Thankfully, the children whose stories are told above have all been rescued by the NBA and are in treatment. They are learning love and self worth. They are learning to feel safe.
But thousands and thousand of others still live within an ongoing nightmare of terror.
South America
Casa Alianza, the Latin-American branch of New York's Covenant House, is dedicated to helping children off the streets and back on the road to meaningful and productive lives (see Casa-Alianza.org). Of their charges, Casa Alianza has this to say:
Ubiquitous and growing in numbers, many far too young to comprehend their fate, they beg, steal, and sell themselves for a hot meal, a hot shower, a clean bed.

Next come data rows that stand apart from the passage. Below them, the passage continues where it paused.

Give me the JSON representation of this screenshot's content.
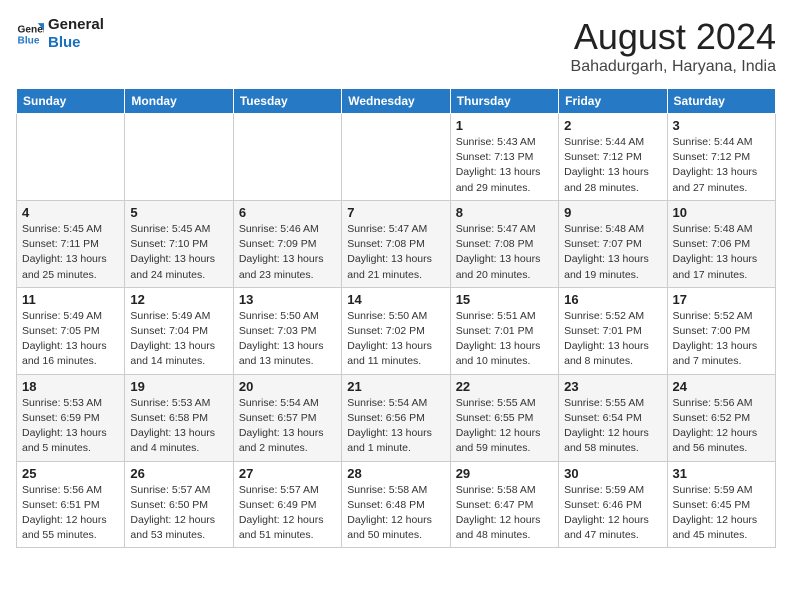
{
  "header": {
    "logo_line1": "General",
    "logo_line2": "Blue",
    "month": "August 2024",
    "location": "Bahadurgarh, Haryana, India"
  },
  "weekdays": [
    "Sunday",
    "Monday",
    "Tuesday",
    "Wednesday",
    "Thursday",
    "Friday",
    "Saturday"
  ],
  "weeks": [
    [
      {
        "day": "",
        "info": ""
      },
      {
        "day": "",
        "info": ""
      },
      {
        "day": "",
        "info": ""
      },
      {
        "day": "",
        "info": ""
      },
      {
        "day": "1",
        "info": "Sunrise: 5:43 AM\nSunset: 7:13 PM\nDaylight: 13 hours\nand 29 minutes."
      },
      {
        "day": "2",
        "info": "Sunrise: 5:44 AM\nSunset: 7:12 PM\nDaylight: 13 hours\nand 28 minutes."
      },
      {
        "day": "3",
        "info": "Sunrise: 5:44 AM\nSunset: 7:12 PM\nDaylight: 13 hours\nand 27 minutes."
      }
    ],
    [
      {
        "day": "4",
        "info": "Sunrise: 5:45 AM\nSunset: 7:11 PM\nDaylight: 13 hours\nand 25 minutes."
      },
      {
        "day": "5",
        "info": "Sunrise: 5:45 AM\nSunset: 7:10 PM\nDaylight: 13 hours\nand 24 minutes."
      },
      {
        "day": "6",
        "info": "Sunrise: 5:46 AM\nSunset: 7:09 PM\nDaylight: 13 hours\nand 23 minutes."
      },
      {
        "day": "7",
        "info": "Sunrise: 5:47 AM\nSunset: 7:08 PM\nDaylight: 13 hours\nand 21 minutes."
      },
      {
        "day": "8",
        "info": "Sunrise: 5:47 AM\nSunset: 7:08 PM\nDaylight: 13 hours\nand 20 minutes."
      },
      {
        "day": "9",
        "info": "Sunrise: 5:48 AM\nSunset: 7:07 PM\nDaylight: 13 hours\nand 19 minutes."
      },
      {
        "day": "10",
        "info": "Sunrise: 5:48 AM\nSunset: 7:06 PM\nDaylight: 13 hours\nand 17 minutes."
      }
    ],
    [
      {
        "day": "11",
        "info": "Sunrise: 5:49 AM\nSunset: 7:05 PM\nDaylight: 13 hours\nand 16 minutes."
      },
      {
        "day": "12",
        "info": "Sunrise: 5:49 AM\nSunset: 7:04 PM\nDaylight: 13 hours\nand 14 minutes."
      },
      {
        "day": "13",
        "info": "Sunrise: 5:50 AM\nSunset: 7:03 PM\nDaylight: 13 hours\nand 13 minutes."
      },
      {
        "day": "14",
        "info": "Sunrise: 5:50 AM\nSunset: 7:02 PM\nDaylight: 13 hours\nand 11 minutes."
      },
      {
        "day": "15",
        "info": "Sunrise: 5:51 AM\nSunset: 7:01 PM\nDaylight: 13 hours\nand 10 minutes."
      },
      {
        "day": "16",
        "info": "Sunrise: 5:52 AM\nSunset: 7:01 PM\nDaylight: 13 hours\nand 8 minutes."
      },
      {
        "day": "17",
        "info": "Sunrise: 5:52 AM\nSunset: 7:00 PM\nDaylight: 13 hours\nand 7 minutes."
      }
    ],
    [
      {
        "day": "18",
        "info": "Sunrise: 5:53 AM\nSunset: 6:59 PM\nDaylight: 13 hours\nand 5 minutes."
      },
      {
        "day": "19",
        "info": "Sunrise: 5:53 AM\nSunset: 6:58 PM\nDaylight: 13 hours\nand 4 minutes."
      },
      {
        "day": "20",
        "info": "Sunrise: 5:54 AM\nSunset: 6:57 PM\nDaylight: 13 hours\nand 2 minutes."
      },
      {
        "day": "21",
        "info": "Sunrise: 5:54 AM\nSunset: 6:56 PM\nDaylight: 13 hours\nand 1 minute."
      },
      {
        "day": "22",
        "info": "Sunrise: 5:55 AM\nSunset: 6:55 PM\nDaylight: 12 hours\nand 59 minutes."
      },
      {
        "day": "23",
        "info": "Sunrise: 5:55 AM\nSunset: 6:54 PM\nDaylight: 12 hours\nand 58 minutes."
      },
      {
        "day": "24",
        "info": "Sunrise: 5:56 AM\nSunset: 6:52 PM\nDaylight: 12 hours\nand 56 minutes."
      }
    ],
    [
      {
        "day": "25",
        "info": "Sunrise: 5:56 AM\nSunset: 6:51 PM\nDaylight: 12 hours\nand 55 minutes."
      },
      {
        "day": "26",
        "info": "Sunrise: 5:57 AM\nSunset: 6:50 PM\nDaylight: 12 hours\nand 53 minutes."
      },
      {
        "day": "27",
        "info": "Sunrise: 5:57 AM\nSunset: 6:49 PM\nDaylight: 12 hours\nand 51 minutes."
      },
      {
        "day": "28",
        "info": "Sunrise: 5:58 AM\nSunset: 6:48 PM\nDaylight: 12 hours\nand 50 minutes."
      },
      {
        "day": "29",
        "info": "Sunrise: 5:58 AM\nSunset: 6:47 PM\nDaylight: 12 hours\nand 48 minutes."
      },
      {
        "day": "30",
        "info": "Sunrise: 5:59 AM\nSunset: 6:46 PM\nDaylight: 12 hours\nand 47 minutes."
      },
      {
        "day": "31",
        "info": "Sunrise: 5:59 AM\nSunset: 6:45 PM\nDaylight: 12 hours\nand 45 minutes."
      }
    ]
  ]
}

Living on the edge of survival, they are often swept in an undertow of beatings, illegal detentions, torture, sexual abuse, rape, and murder.
Casa Alianza has chosen the story of one little boy, Nahamàn, to serve as the icon for all that is happening in the streets of the cities they serve.
Nahamàn
The following is quoted from the Casa Alianza website:
One night, while walking on the streets, he was kicked to death by four policemen who found him and decided to punish him. His crime? He was a street kid . . . a subhuman without pedigree, a vexing reminder of Guatemala's malignant inclinations, the mortifying embodiment of a fallen society, a scapegoat. And, in death, a martyr.
When we buried Nahamàn on March 14th, 1990, his gravestone read: "I only wanted to be a child, but they wouldn't let me."
Some of Nahamàn's friends are still alive.
Gabriela
A young prostitute, sells her body in order to survive. Some say that this is her choice and her own fault, but life has not allowed her any other option.
Wilmer
Wilmer has finally been rescued. He lives in one of the homes provided by Casa Alianza. His doctors say it is a miracle that he continues to live.
Marcela
Marcela had a child and is in a Casa Alianza program for mothers and babies. One of her friends was not so lucky. She had a baby in the street, and was tricked into signing papers that she couldn't understand. The men were serious and respectable, dressed in suits and ties. They took the papers and the baby.
What we can do
Shortly after my childhood closet episode, I saw some pictures of starving children in Africa. It was then that I asked God to please help me. I could not bear to think of the things that happened to children in this world. I needed to do something, anything, to make this awfulness go away. But there was nothing I could do. I was so helpless. I could not live with that feeling, that knowledge.
The answer came: "You cannot fix everything. Tend to the babies that are left upon your doorstep."
This idea works for me. But today I understand that there's also much else we can do. We can learn to be aware. We can learn to look with open eyes upon the pain and suffering that offers itself to our view. We can refuse to turn away.
When an opportunity for helping seems to exist, we can ask for higher wisdom: "Is this mine to do?" And if the answer is yes, we can follow our guidance, knowing that we are on purpose with the Divine Plan.
We can learn to love our enemies, to forgive those who persecute.
We can learn compassion for the kindly grandmothers who think that parents own their children and that it's wrong to interfere.
We can learn compassion for ourselves.